Blood pressure drug can reduce anxiety for people with autism – study



A drug prescribed to treat high blood pressure can also help lower anxiety for children and young adults with autism spectrum disorder (ASD), new research has found.

Given that some people with ASD tend to struggle with anxiety at a far greater rate than their neurotypical peers, the new finding could significantly help such individuals with ASD, researchers said.

The study was led by David Beversdorf, a clinician at the University of Missouri-Columbia Thompson Center.

The researcher said: “The findings show that propranolol could serve as a helpful intervention for reducing anxiety for individuals with autism.

“This drug has been around since the 1960s and is very inexpensive.

“Up until now, we haven’t had any known drugs that target psychiatric issues specifically for individuals with autism, so these results are very promising and can support future research.”

The study involved 69 patients over a three-year span.

Compared to a placebo group, patients who received propranolol showed significantly reduced anxiety levels at their 12-week check-up appointments while receiving the medication.

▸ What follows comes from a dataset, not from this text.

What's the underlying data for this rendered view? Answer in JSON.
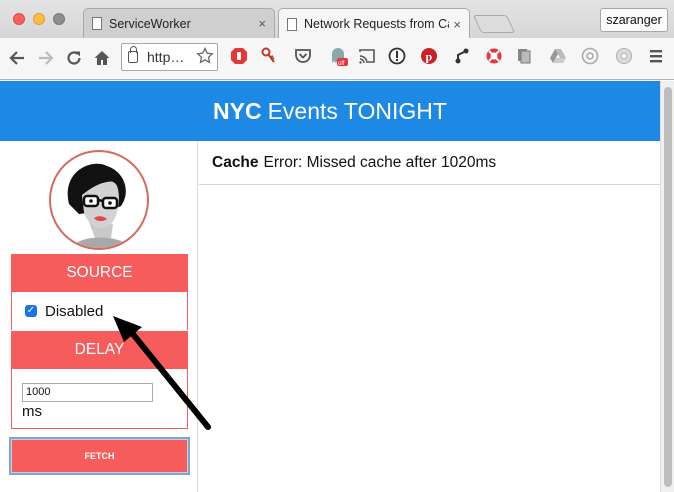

The research also examined if there were significant changes in the individuals’ social communication skills, but no significant changes were found.

As a practicing clinician, Beversdorf has seen first-hand the positive benefits propranolol can have in improving the overall quality of life for some patients with ASD and their families.

Beversdorf, who is a professor of radiology, neurology and psychological sciences as well as the William and Nancy Thompson Endowed Chair in Radiology, said: “As researchers, we try our best to improve the lives of our patients, and it feels rewarding to help out.

“I went into the field of neurology knowing I wanted to try to find new treatment options and interventions to benefit people with autism.”